Outside was a communal kitchen. Women were squatting next to small domed clay ovens, metal pots balanced over holes in the top. Others were scrubbing pots, their feet squelching in mud. A little girl was holding a baby who looked newborn. As I said hello, Ruma, the baby’s mother, was called from her washing up. I asked Rajia’s age. “She’s five months old.” Then I realised how sickly she was.

Ruma is 20, her husband a jobbing construction labourer who takes whatever work he can find. They frequently have insufficient money to buy food. Rajia is malnourished and under-developed. I found it hard to leave them. “We are planning a project to help mothers and babies of the slum” Newaz told me as we walked back up the dusty slope “but our funding is running out. Our dream is to move everyone from the slum. We have a Housing Assistance Program. We have bought two plots of land and are hoping to build 300 flats. We help families to save so they can participate in this project. We sow the seed, to encourage them to help themselves, but they still need support from us if they are to truly escape their poverty.”

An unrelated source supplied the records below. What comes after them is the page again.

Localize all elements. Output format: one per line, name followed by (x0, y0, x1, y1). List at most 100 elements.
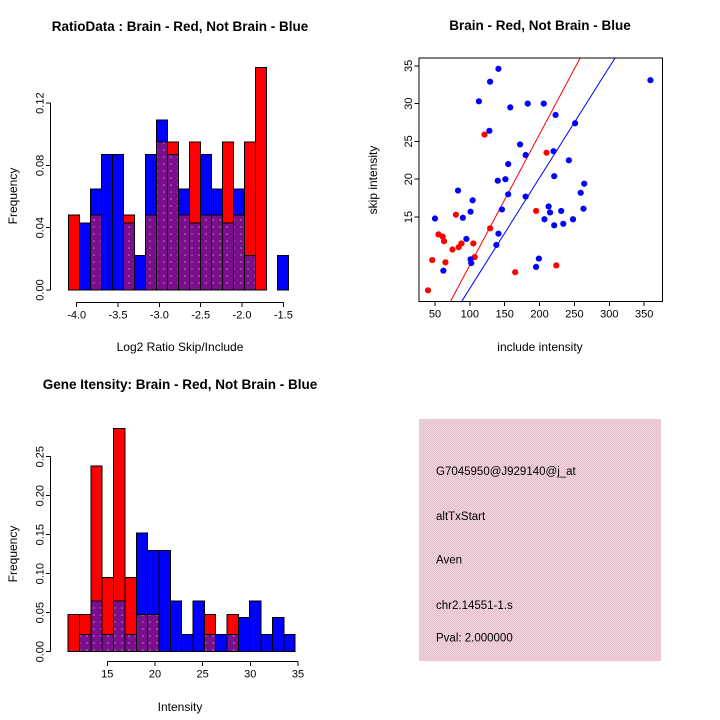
histogram-bar (254, 66, 267, 291)
x-axis-title: include intensity (497, 340, 582, 354)
x-tick-label: -3.5 (109, 309, 128, 321)
y-tick-label: 30 (403, 97, 415, 109)
panel-ratio-histogram: 0.00 0.04 0.08 0.12 -4.0 -3.5 -3.0 -2.5 -2.0 -1.5… (0, 0, 360, 360)
histogram-bar (111, 153, 124, 291)
data-point-blue (647, 77, 654, 84)
info-line-3: Aven (436, 555, 462, 567)
y-tick-label: 0.08 (35, 155, 47, 176)
data-point-blue (522, 151, 529, 159)
histogram-overlap-bar (147, 613, 160, 653)
data-point-blue (507, 104, 514, 111)
chart-title: RatioData : Brain - Red, Not Brain - Blu… (52, 19, 309, 34)
chart-title: Gene Itensity: Brain - Red, Not Brain - … (43, 377, 318, 392)
y-tick-label: 0.00 (35, 641, 47, 662)
data-point-blue (495, 65, 502, 72)
gene-info-box: G7045950@J929140@j_at altTxStart Aven chr2.… (419, 419, 661, 661)
histogram-overlap-bar (155, 141, 168, 291)
histogram-bar (67, 613, 81, 653)
data-point-blue (454, 187, 462, 194)
x-tick-label: 15 (101, 669, 113, 681)
data-point-blue (552, 111, 559, 119)
data-point-blue (493, 241, 500, 249)
histogram-overlap-bar (101, 634, 115, 653)
histogram-bar (192, 600, 205, 653)
y-tick-label: 25 (403, 135, 415, 147)
panel-intensity-scatter: 50 100 150 200 250 300 350 15 20 25 30 35 Brain - Re… (360, 0, 720, 360)
x-tick-label: 30 (244, 669, 256, 681)
data-point-blue (560, 220, 567, 227)
data-point-blue (467, 208, 474, 215)
data-point-blue (516, 141, 524, 148)
data-point-blue (494, 177, 501, 184)
histogram-overlap-bar (90, 600, 103, 653)
y-tick-label: 0.10 (35, 563, 47, 584)
data-point-blue (551, 222, 558, 229)
data-point-blue (551, 173, 558, 180)
x-tick-label: -2.5 (191, 309, 210, 321)
data-point-blue (541, 216, 548, 223)
y-tick-label: 0.15 (35, 524, 47, 545)
data-point-red (470, 240, 477, 247)
y-tick-label: 0.25 (35, 446, 47, 467)
y-axis-title: Frequency (6, 168, 20, 225)
y-tick-label: 0.20 (35, 485, 47, 506)
histogram-overlap-bar (221, 222, 234, 291)
data-point-blue (486, 127, 493, 134)
histogram-overlap-bar (79, 634, 92, 653)
data-point-blue (569, 216, 577, 223)
data-point-blue (440, 267, 447, 274)
histogram-overlap-bar (210, 214, 223, 291)
histogram-bar (271, 616, 285, 653)
histogram-overlap-bar (113, 600, 126, 653)
data-point-blue (459, 214, 466, 221)
data-point-blue (524, 100, 531, 107)
data-point-blue (431, 215, 439, 222)
data-point-blue (475, 98, 483, 105)
data-point-blue (540, 100, 547, 107)
x-tick-label: -3.0 (150, 309, 169, 321)
histogram-bar (249, 600, 262, 653)
histogram-overlap-bar (144, 214, 157, 291)
data-point-blue (505, 191, 512, 198)
data-point-red (442, 259, 449, 266)
data-point-red (481, 131, 488, 138)
data-point-blue (522, 193, 529, 200)
info-line-4: chr2.14551-1.s (436, 600, 513, 612)
x-tick-label: -1.5 (274, 309, 293, 321)
data-point-blue (532, 263, 540, 270)
y-tick-label: 0.00 (35, 279, 47, 300)
y-tick-label: 0.12 (35, 92, 47, 113)
histogram-overlap-bar (166, 153, 179, 291)
histogram-bar (100, 153, 113, 291)
data-point-red (553, 262, 560, 269)
data-point-blue (581, 180, 588, 187)
histogram-overlap-bar (199, 214, 212, 291)
histogram-overlap-bar (89, 214, 102, 291)
histogram-overlap-bar (203, 634, 217, 653)
histogram-bar (158, 549, 171, 653)
data-point-blue (495, 230, 502, 237)
histogram-overlap-bar (232, 214, 245, 291)
data-point-blue (486, 78, 494, 85)
data-point-blue (545, 203, 552, 210)
y-tick-label: 35 (403, 60, 415, 72)
x-axis-title: Log2 Ratio Skip/Include (117, 340, 244, 354)
data-point-red (424, 287, 432, 294)
histogram-overlap-bar (177, 214, 190, 291)
histogram-bar (169, 600, 183, 653)
histogram-bar (237, 616, 251, 653)
data-point-red (452, 211, 460, 218)
data-point-blue (469, 197, 476, 204)
data-point-blue (572, 120, 579, 127)
data-point-red (440, 238, 448, 245)
y-axis-title: skip intensity (366, 146, 380, 215)
histogram-bar (215, 634, 228, 653)
panel-gene-histogram: 0.00 0.05 0.10 0.15 0.20 0.25 15 20 25 30 35 Gene I… (0, 360, 360, 720)
plot-box (418, 57, 663, 303)
chart-title: Brain - Red, Not Brain - Blue (449, 18, 631, 33)
ratio-histogram-chart: 0.00 0.04 0.08 0.12 -4.0 -3.5 -3.0 -2.5 -2.0 -1.5… (6, 19, 309, 354)
info-line-2: altTxStart (436, 511, 486, 523)
data-point-red (458, 240, 465, 247)
histogram-bar (276, 255, 289, 291)
data-point-blue (558, 207, 565, 215)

As I prepared for bed across the noisy city that night I thought of Ruma and Rajia. I felt useless. What could I do to help? I have three healthy children because I can afford to feed them and have access to free healthcare. Ruma is crippled by her poverty. While there is positive change in Jheelpur, there is so still much help required. Many of our social problems in the UK are derived from excess while around the world millions struggle to feed their babies. This juxtaposition frustrates me.

Faced with so much desperation I feel helpless about what to do, where to start. If I can make so little difference, is there any point trying? Fortunately, people like Newaz remain strong in their convictions and the women of Jheelpur are slowly and collectively improving their lives. “It’s a long process, the outcome cannot be seen,” Newaz told me “but one day it will succeed”.